What do American Stephen Fulton, Briton Callum Smith and Italian Michael Magnesi have in common? At first glance, very little—aside from the fact that they are all professional boxers. Their styles differ, as do their weight classes, skills, and personal stories. And yet, when you look closely at their most recent performances, one after another, a red thread begins to appear—a thread that leads to a seemingly trivial yet too often forgotten truth: boxers are not ordinary people.
Clint Eastwood understood this well and captured the idea perfectly through the words of Eddie “Scrap-Iron” Dupris, played by Morgan Freeman, in his masterpiece Million Dollar Baby:
“If there’s magic in boxing, it’s the magic of fighting battles beyond endurance, beyond cracked ribs, ruptured kidneys, and detached retinas. It’s the magic of risking everything for a dream that nobody sees but you.”
And it’s precisely because you’re the only one who can see that dream that you succeed where an ordinary man would fail. That’s why your threshold for pain, fatigue, disappointment, and the beatings life mercilessly throws your way is just a notch above that of anyone who’s never stepped through those sixteen ropes. That’s also why you keep surprising people, stunning those who insist on counting you out.
For Stephen Fulton, the world had come crashing down. Once undefeated, highly rated, and on the verge of entering the experts’ pound-for-pound Top 10, the American was left picking up the pieces of a shattered career after his crushing loss in Japan to the pound-for-pound phenom Naoya Inoue.
His next outing—a narrow and controversial win over Carlos Castro—led many observers, including the author of this article, to believe that Fulton wouldn’t have the grit, the determination, or the self-belief to make it out unscathed a second time against the relentless Brandon Figueroa, whom he had narrowly defeated four years earlier.
An ordinary man would have stepped into the ring filled with doubt, discouraged by the bookmakers’ odds, and intimidated by his opponent’s impressive winning streak. But Fulton is a boxer, and boxers are not ordinary people. So, on February 1st, “Cool Boy Steph” delivered one of the best performances of his career, completely neutralizing the dogged Figueroa.
Then there’s 35-year-old Callum Smith, who seemed to have swallowed a bitter pill far too big to digest. Broken down round by round by the fearsome Russian puncher Artur Beterbiev, Smith came to realize he wasn’t equipped to compete with the best in the world—and that the gap could not be bridged. Not surprisingly, after such a painful defeat, rumors began to swirl about a possible retirement for the British light heavyweight.
So what kind of ambitions could he possibly have had flying to Riyadh to face the unbeaten and hungry Joshua Buatsi?

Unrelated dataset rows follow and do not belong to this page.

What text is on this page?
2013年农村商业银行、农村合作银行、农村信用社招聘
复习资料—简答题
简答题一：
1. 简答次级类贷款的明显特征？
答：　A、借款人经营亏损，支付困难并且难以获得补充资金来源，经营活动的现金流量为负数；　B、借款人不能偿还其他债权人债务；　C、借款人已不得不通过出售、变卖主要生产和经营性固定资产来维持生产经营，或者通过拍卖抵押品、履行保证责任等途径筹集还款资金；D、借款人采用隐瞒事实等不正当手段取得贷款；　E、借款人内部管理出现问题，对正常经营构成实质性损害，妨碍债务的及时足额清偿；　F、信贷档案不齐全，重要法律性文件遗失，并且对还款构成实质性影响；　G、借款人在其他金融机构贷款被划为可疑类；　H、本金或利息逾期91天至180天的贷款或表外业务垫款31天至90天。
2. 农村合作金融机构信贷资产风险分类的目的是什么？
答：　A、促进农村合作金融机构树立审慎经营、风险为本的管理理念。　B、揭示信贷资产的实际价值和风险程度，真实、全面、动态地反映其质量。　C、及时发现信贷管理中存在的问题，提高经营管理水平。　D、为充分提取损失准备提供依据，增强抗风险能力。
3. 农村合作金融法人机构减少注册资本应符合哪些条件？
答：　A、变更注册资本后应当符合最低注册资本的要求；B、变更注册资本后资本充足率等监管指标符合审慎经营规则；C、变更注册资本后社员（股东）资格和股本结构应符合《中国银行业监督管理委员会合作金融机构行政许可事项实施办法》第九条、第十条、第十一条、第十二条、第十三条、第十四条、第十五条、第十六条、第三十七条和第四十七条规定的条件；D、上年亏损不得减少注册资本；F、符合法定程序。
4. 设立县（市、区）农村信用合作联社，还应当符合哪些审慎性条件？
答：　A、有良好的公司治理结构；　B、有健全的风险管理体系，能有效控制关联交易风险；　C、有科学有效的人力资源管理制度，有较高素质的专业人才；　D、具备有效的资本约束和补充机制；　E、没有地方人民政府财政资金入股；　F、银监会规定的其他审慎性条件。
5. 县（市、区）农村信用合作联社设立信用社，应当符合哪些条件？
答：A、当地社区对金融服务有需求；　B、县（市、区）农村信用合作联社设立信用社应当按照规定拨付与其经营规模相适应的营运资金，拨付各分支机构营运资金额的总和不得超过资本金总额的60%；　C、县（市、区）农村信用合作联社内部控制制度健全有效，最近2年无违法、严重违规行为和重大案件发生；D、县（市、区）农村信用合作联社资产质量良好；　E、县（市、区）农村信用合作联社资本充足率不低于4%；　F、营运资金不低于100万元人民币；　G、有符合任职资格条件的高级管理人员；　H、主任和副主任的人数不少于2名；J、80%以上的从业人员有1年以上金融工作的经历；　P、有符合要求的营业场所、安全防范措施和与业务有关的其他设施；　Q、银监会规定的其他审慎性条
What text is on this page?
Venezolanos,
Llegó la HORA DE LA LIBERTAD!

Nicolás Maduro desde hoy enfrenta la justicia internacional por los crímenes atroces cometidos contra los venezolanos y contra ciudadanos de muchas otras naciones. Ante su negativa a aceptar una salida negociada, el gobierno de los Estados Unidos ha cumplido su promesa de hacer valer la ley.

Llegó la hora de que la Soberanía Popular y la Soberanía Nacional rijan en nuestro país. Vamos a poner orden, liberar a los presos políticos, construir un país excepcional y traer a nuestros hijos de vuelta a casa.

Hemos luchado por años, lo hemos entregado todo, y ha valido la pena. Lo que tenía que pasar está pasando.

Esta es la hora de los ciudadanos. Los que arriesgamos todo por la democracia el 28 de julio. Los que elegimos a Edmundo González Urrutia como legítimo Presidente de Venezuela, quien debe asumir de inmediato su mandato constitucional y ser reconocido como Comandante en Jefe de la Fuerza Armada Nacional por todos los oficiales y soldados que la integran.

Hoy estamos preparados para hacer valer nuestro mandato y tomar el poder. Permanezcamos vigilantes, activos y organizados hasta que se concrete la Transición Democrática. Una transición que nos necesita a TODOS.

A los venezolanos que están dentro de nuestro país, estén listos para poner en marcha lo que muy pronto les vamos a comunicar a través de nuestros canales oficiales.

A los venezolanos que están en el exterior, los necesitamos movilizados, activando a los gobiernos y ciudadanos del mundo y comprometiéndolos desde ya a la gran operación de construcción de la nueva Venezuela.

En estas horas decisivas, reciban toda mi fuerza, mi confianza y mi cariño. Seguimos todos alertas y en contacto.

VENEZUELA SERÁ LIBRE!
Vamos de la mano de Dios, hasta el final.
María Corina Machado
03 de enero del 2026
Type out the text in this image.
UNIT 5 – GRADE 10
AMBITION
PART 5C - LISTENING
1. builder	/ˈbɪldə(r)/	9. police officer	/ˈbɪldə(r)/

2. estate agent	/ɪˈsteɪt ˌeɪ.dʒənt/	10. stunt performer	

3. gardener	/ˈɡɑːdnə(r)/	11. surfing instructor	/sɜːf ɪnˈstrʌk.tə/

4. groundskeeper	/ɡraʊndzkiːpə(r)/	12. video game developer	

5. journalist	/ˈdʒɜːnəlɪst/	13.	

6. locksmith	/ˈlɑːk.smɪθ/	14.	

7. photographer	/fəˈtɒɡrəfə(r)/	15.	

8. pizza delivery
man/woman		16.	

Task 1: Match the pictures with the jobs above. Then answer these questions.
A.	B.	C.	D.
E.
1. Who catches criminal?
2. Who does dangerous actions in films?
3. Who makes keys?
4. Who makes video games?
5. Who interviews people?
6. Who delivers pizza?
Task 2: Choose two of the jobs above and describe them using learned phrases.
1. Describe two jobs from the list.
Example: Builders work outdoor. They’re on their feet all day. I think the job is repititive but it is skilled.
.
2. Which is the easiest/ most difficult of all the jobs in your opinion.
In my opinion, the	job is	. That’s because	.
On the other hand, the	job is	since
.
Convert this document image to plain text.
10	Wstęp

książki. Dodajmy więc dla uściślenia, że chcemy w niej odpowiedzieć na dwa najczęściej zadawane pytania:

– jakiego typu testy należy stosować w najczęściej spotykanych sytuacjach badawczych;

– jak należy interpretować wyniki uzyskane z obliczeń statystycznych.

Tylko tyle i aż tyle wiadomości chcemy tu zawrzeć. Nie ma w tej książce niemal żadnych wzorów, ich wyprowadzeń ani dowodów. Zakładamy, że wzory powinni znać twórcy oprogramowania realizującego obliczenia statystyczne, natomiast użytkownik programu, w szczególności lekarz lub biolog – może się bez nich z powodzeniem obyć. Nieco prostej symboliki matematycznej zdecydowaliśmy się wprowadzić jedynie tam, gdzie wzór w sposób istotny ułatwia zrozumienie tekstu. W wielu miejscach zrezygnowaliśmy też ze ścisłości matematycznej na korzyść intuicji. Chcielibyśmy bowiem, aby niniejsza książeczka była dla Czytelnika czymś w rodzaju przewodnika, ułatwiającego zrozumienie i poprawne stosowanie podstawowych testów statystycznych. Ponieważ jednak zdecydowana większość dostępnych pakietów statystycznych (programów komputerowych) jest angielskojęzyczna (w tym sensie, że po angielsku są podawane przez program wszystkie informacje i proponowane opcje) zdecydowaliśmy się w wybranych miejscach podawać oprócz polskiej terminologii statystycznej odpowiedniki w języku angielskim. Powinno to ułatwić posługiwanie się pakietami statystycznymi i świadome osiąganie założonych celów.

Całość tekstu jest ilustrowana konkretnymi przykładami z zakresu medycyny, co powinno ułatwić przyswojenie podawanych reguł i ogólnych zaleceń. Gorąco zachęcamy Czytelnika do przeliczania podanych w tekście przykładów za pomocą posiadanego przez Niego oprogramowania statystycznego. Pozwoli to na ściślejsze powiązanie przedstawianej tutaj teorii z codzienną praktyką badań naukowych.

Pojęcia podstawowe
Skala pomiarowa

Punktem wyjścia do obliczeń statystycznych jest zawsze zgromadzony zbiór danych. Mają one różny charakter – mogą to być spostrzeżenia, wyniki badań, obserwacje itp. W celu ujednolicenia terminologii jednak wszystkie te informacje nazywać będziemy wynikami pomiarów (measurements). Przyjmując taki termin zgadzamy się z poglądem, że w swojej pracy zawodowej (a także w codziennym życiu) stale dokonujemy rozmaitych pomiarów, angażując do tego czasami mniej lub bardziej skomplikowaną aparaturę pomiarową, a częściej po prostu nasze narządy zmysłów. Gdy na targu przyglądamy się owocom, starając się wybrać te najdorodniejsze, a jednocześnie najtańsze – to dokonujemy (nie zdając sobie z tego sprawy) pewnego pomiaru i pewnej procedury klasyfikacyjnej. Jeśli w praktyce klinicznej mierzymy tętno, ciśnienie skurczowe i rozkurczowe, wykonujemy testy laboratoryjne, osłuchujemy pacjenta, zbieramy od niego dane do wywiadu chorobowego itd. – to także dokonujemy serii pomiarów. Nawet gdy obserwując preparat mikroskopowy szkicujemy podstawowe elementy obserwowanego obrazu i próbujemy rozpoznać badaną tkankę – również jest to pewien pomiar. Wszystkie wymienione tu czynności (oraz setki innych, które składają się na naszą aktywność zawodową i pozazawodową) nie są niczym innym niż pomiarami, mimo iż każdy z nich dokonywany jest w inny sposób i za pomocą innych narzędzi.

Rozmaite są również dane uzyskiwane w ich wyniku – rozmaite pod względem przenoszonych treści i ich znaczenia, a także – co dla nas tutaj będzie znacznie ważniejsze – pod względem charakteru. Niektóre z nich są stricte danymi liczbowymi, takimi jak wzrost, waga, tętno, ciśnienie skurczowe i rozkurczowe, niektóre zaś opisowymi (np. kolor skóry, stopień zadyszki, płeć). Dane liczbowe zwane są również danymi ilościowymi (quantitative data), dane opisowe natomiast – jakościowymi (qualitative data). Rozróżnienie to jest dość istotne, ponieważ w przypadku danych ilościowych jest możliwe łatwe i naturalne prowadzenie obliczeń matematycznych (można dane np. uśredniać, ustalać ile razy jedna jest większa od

I knew Smith had enough technical skills to beat his fellow Brit, but I thought he lacked the character to cross yet another scorching desert. An ordinary man would’ve gone to collect his final big paycheck and waved the white flag at the first sign of trouble. But boxers are not ordinary people, and Smith reminded us of that by being hoisted in triumph after twelve furious rounds of toe-to-toe action.
Which brings us to our own Michael Magnesi. Just over a year ago, he left Italian boxing fans stunned and heartbroken, suffering a dramatic, cruel, and painful defeat in an incredible fight against Japan’s Masanori Rikiishi. Magnesi had dominated large portions of that match, only to collapse just shy of the finish line under a violent downpour of punches.
It was the kind of defeat—physically and mentally—that could have easily jeopardized his future ambitions. So when the final rounds of his bout two months ago against France’s Khalil El Hadri came around, many of the Italian’s supporters were gripped by a dreadful sense of déjà vu.
Behind on the scorecards and outclassed during the middle rounds by Magnesi’s superior hand speed and punch variety, El Hadri went all-in at the end, pinning his opponent to the ropes and unloading a series of heavy shots. I was watching the fight live, sweating bullets, thinking: “Here we go again. He’s going down.”
An ordinary man would’ve been haunted by the ghosts of that catastrophic final round from the year before. In his mind, El Hadri’s face would have morphed into Rikiishi’s, in a spiraling mix of doubt and dread. But boxers are not ordinary people, and Magnesi emerged from that critical moment like a lion—managing to push his opponent back in a memorable eleventh round, and then gritting his teeth through the final three minutes.
The locations change. The protagonists change. So do the tactical dynamics and everything else. But the lesson from these episodes—and from countless others like them—remains the same. Those of us who follow boxing, report on it, and try to analyze it for the broader public, all too often forget just how vast the heart, courage, and will to win are in those who lace up a pair of gloves and risk their health climbing those fateful steps in pursuit of a dream. So vast, in fact, that they can blow away like a tornado the predictions built on the mistaken assumption that a boxer is just another ordinary man.